However, the manufacturers believe that Vietnam’s market would be bigger after
2020, when Vietnam’s income per capita reaches $3,000 per annum. It’s now the
right time for automobile manufacturers to join the market and prepare for the
market boom in some more years.
French Peugeot Citroen, for example, has cooperated with Vietnamese Truong Hai
to assemble and distribute Peugeot brand products. Rolls-Royce has also found
the distributor in Vietnam and it is going to introduce the first authorized
agent. Lexus would make its official presence in Vietnam by the end of 2013.
Mazda, after leaving Vietnam in 2012, has returned to set up a factory and
import products for domestic sale.
Boosting sales proves to be not the most important goal for the new comers. They
would pay more attention to the branding, developing the post-sale services and
do everything they can to prepare for the boom.
The automobile manufacturers, though putting a high hope on the enlargement of
the Vietnamese market, have said they are not sure if they would set up
production bases in Vietnam.
The marketing director of a new automobile group said that the group’s
leadership is still waiting and seeing how the policies would be. In case the
policies do not facilitate the production, the manufacturer would merely import
cars to Vietnam for domestic sale.
Preparing themselves for the new period
The biggest automobile manufacturers in Vietnam have been making hectic
preparations for the new development stage which would come in 2018, when the
import tariff on the imports from AFTA zone decreases to zero percent.

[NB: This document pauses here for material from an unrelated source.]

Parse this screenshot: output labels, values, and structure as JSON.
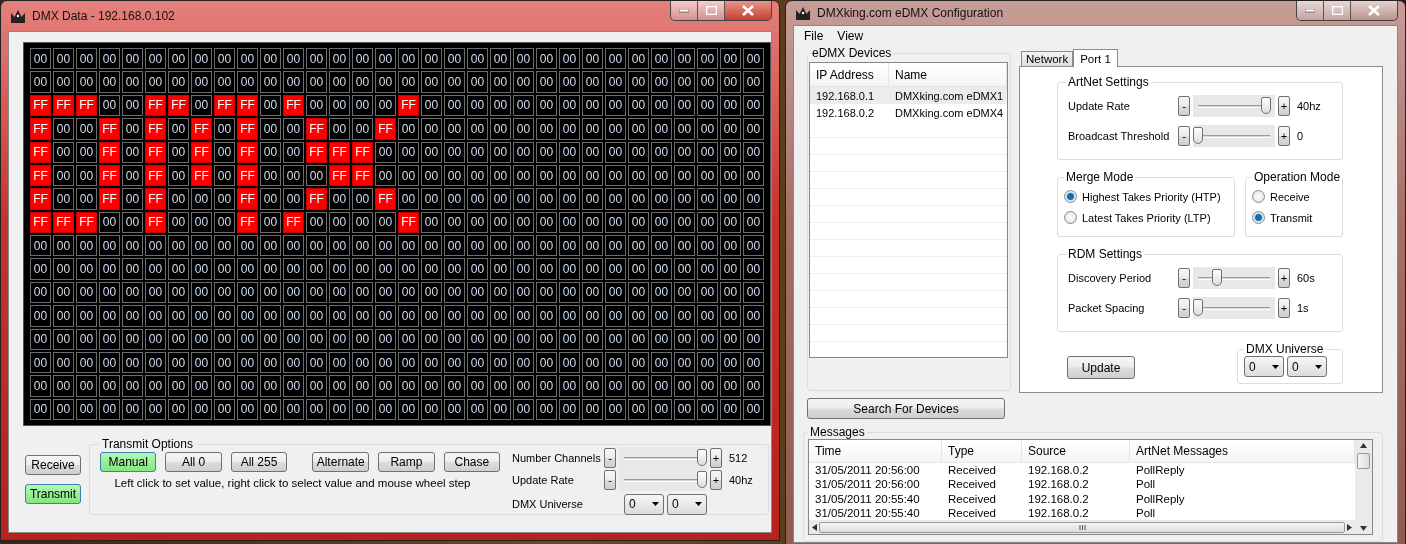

They would not make the car models with low sales in Vietnam, but would simply
import the products for domestic consumption. They would only focus on making
some 1-2 car models with high output, while pushing up the localization process
to cut down the production costs and become competitive with import models.
However, the automobile manufacturers also said nothing special has been made
yet until they can see the policies to be laid down by the government of
Vietnam. Their production plans would fail completely with the unfavorable
policies which make it unable for them to compete with the imports.
Incentives would be given to domestically assembled cars
The Ministry of Industry and Trade is nearly completing the drafting of the
industry development strategy by 2020 to be submitted to the government.
The ministry believes that the current tax rates are overly high, which makes
the market not big enough to encourage automobile manufacturers to localize
their production.
Therefore, it has suggested three scenarios of tax reductions.
With the first scenario, Vietnam would cut 30 percent of the luxury tax and the
vehicle registration ownership tax rate on the cars with the cylinder capacity
of less than 2.0L.
The ministry has suggested the 50 percent tax reduction for the second option,
and the 70 percent tax rate reduction for the strategic car line in the third
scenario.
The second one is the most favored by the industry.